Don't Dream it's Over
Bittersweet has never been a more perfect word.
As I sit here with my American cup of coffee, which is essentially water according to the rest of the world, I reflect on three difficult, draining but mostly rewarding weeks in my life.
I am happy to be home with my family and to come home to my beautiful Christmas tree, but I feel a sort of emptiness that is hard to explain. It is almost like Uruguay and the 16 Young Reporters as well as the three mentors each walked away with a piece of me.
People say if you love what you do you will never work a day in your life and I truly think I have found my passion in covering sports. I love being around sport and telling the stories of athletes.
There, I felt purpose. I woke up early every morning ready to conquer the long days of hard work in sports journalism, but I loved every single second of it. More importantly, I loved the people that I was surrounded by.
When I am home, in between jobs, I am overcome with the stress of what is to come next in my life. It made leaving this amazing opportunity and these amazing people that much harder.
Lizzy (Ji Hyun) was the first to leave. She had her sister’s wedding in South Korea so she had to leave a few days earlier than the rest. When she left it started to hit us all, we all had to say goodbye.
My last few days in Uruguay were amazing for many reasons. We covered the World Cup third place match and the final, and I was selected to take place in a FIFA Instagram takeover, so some of my content that I posted on my Instagram account was posted on the FIFA World Cup Instagram account.
We watched two intense matches, first between Canada and New Zealand for third place where New Zealand took the bronze and then between Mexico and Spain where Spain became the World Champions. Even at the under-17 level, it was awesome to be in attendance and to be able to watch these young women achieve such excellence.

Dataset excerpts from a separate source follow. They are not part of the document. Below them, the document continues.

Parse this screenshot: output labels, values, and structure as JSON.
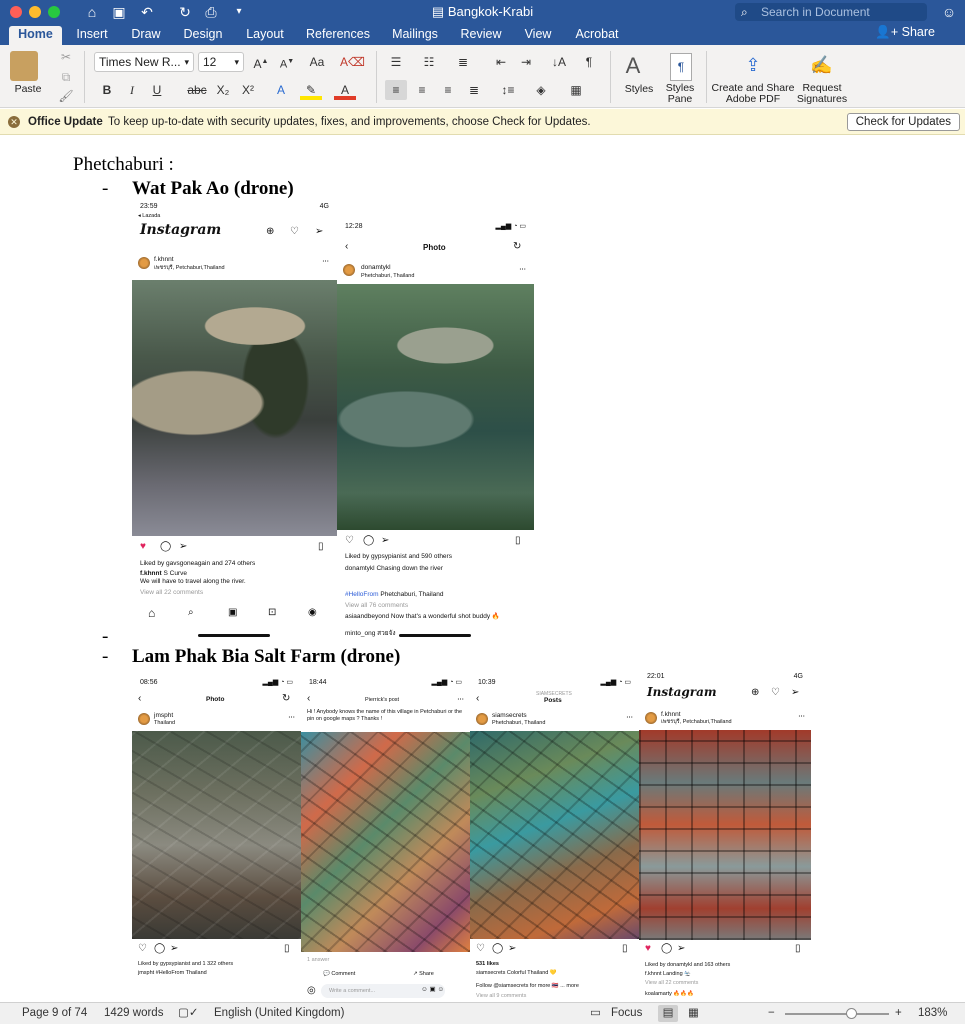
{
  "window": {
    "title": "Bangkok-Krabi",
    "search_placeholder": "Search in Document",
    "share_label": "Share"
  },
  "tabs": [
    "Home",
    "Insert",
    "Draw",
    "Design",
    "Layout",
    "References",
    "Mailings",
    "Review",
    "View",
    "Acrobat"
  ],
  "ribbon": {
    "paste_label": "Paste",
    "font_name": "Times New R...",
    "font_size": "12",
    "styles_label": "Styles",
    "styles_pane_label_1": "Styles",
    "styles_pane_label_2": "Pane",
    "create_pdf_label_1": "Create and Share",
    "create_pdf_label_2": "Adobe PDF",
    "request_sig_label_1": "Request",
    "request_sig_label_2": "Signatures",
    "bold": "B",
    "italic": "I",
    "underline": "U",
    "strike": "abc",
    "subscript": "X₂",
    "superscript": "X²"
  },
  "message_bar": {
    "title": "Office Update",
    "text": "To keep up-to-date with security updates, fixes, and improvements, choose Check for Updates.",
    "button": "Check for Updates"
  },
  "document": {
    "heading": "Phetchaburi :",
    "item1": "Wat Pak Ao (drone)",
    "item2": "Lam Phak Bia Salt Farm (drone)",
    "bullet": "-"
  },
  "shots": {
    "s1": {
      "time": "23:59",
      "back": "◂ Lazada",
      "signal": "4G",
      "app": "Instagram",
      "user": "f.khnnt",
      "location": "เพชรบุรี, Petchaburi,Thailand",
      "likes": "Liked by gavsgoneagain and 274 others",
      "caption_user": "f.khnnt",
      "caption": "S Curve",
      "caption2": "We will have to travel along the river.",
      "comments": "View all 22 comments"
    },
    "s2": {
      "time": "12:28",
      "title": "Photo",
      "user": "donamtykl",
      "location": "Phetchaburi, Thailand",
      "likes": "Liked by gypsypianist and 590 others",
      "caption_user": "donamtykl",
      "caption": "Chasing down the river",
      "hashtag": "#HelloFrom",
      "hashtag_rest": "Phetchaburi, Thailand",
      "comments": "View all 76 comments",
      "c1_user": "asiaandbeyond",
      "c1": "Now that's a wonderful shot buddy 🔥",
      "c2_user": "minto_ong",
      "c2": "สวยจัง"
    },
    "s3": {
      "time": "08:56",
      "title": "Photo",
      "user": "jmspht",
      "location": "Thailand",
      "likes": "Liked by gypsypianist and 1 322 others",
      "caption_user": "jmspht",
      "caption": "#HelloFrom Thailand"
    },
    "s4": {
      "time": "18:44",
      "title": "Pierrick's post",
      "post_text": "Hi ! Anybody knows the name of this village in Petchaburi or the pin on google maps ? Thanks !",
      "answers": "1 answer",
      "comment_btn": "Comment",
      "share_btn": "Share",
      "write": "Write a comment..."
    },
    "s5": {
      "time": "10:39",
      "account": "SIAMSECRETS",
      "title": "Posts",
      "user": "siamsecrets",
      "location": "Phetchaburi, Thailand",
      "likes": "531 likes",
      "caption_user": "siamsecrets",
      "caption": "Colorful Thailand 💛",
      "follow": "Follow @siamsecrets for more 🇹🇭 ... more",
      "comments": "View all 9 comments"
    },
    "s6": {
      "time": "22:01",
      "signal": "4G",
      "app": "Instagram",
      "user": "f.khnnt",
      "location": "เพชรบุรี, Petchaburi,Thailand",
      "likes": "Liked by donamtykl and 163 others",
      "caption_user": "f.khnnt",
      "caption": "Landing 🛬",
      "comments": "View all 22 comments",
      "c1": "koalamarty 🔥🔥🔥"
    }
  },
  "status": {
    "page": "Page 9 of 74",
    "words": "1429 words",
    "language": "English (United Kingdom)",
    "focus": "Focus",
    "zoom": "183%"
  }
}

At halftime of the final we were handed our diplomas by FIFA Chief Women’s Football Officer, Sarai Bareman and three women’s football legends, Karina Leblanc (Canada), Aline Pellegrino (Brazil) and Veronica Buquete (Spain). They gave welcoming cheers and hugs for each and every one of us as we were recognized for our hard work. It was a humbling moment.
After the games we went to dinner at El Tigre for our own awards ceremony and celebration. Over the course of the three weeks the 16 of us had been in competition with each other earning points for various tests, assignments, opportunities, etc. The mentors gave out various awards for different categories and the top five young reporters were recognized with trophies.
For the majority of the time in Uruguay I was in third place behind Phillip from New Zealand, an amazing sports journalist who has been working in the industry for many years now. He was above and beyond exemplary for what we were all looking to be as reporters. I also trialed Daniel from Spain, who is another extremely talented journalist. He works in radio and has a knack for storytelling and is a very hard worker.
The last week the mentors did not tell us where we were in the rankings and when they announced the top 5 it was as followed:
5- Hinni from Finland—A hard-working journalist who is passionate about football and she always speaks her mind.
4- Anne from Germany—A competitive investigative reporter who specializes in sports and politics. She is extremely smart and asks brilliant questions.
3- Phillip from New Zealand—As a mentioned before, an extremely talented journalist who provided excellent coverage of the historic u-17 women’s football team from New Zealand throughout the entirety of the three weeks. He wrote 21 stories for his home outlet as well as providing coverage for AIPS… Very inspirational for me.
2- Daniel from Spain-- As mentioned before, another talented sports journalist who specializes in radio broadcasting. He provided coverage of the Spain u-17 women’s team who won the World Championship. He is extremely knowledgeable of all sports across the world and is someone I have a lot of respect for.
1- Me—I climbed two spots at the end after putting together a video for the AIPS website and pulling an all-nighter to edit the video to get it done by the deadline. It was a shock to me, but I was honored.
Then just like that, it was over. It was time for the worst part: Goodbyes. We received the list from Keir with our departure times to head off to the airport. We made sure that we met in the lobby at each departure time to see each other off. Every time tears were shed.
Clara and I had the same departure schedule. My plane was scheduled for 8:30 p.m., hers for 8:35. We left for the airport together and made it in time to catch our mentor, Martin for an emotional goodbye.
Then we sat and waited for hours, feeling sick.
I’ve never met someone like Clara. Although she is only 20-years-old she has so much life. We instantly clicked as friends and she is someone that I will always trust and remember for the rest of my life. She was more than just a roommate to me. We had many talks about life and what we were meant to do. She knows me and I know her better than some of the people I have claimed to know for years.
When we said goodbye, it hurt really, really bad. There were a lot of tears, but she said to me, “I know I will see you again soon. I feel it.” And I believe her.
The worst part about all of this is that I know that Uruguay will soon become a memory for me as much as I want to hold on. It was the most amazing experience and I know I will take many lessons I have learned with me into my career and my life.
I very thankful for Dave Goren of the National Sports Media Association for recommending me, and for AIPS for giving me this opportunity.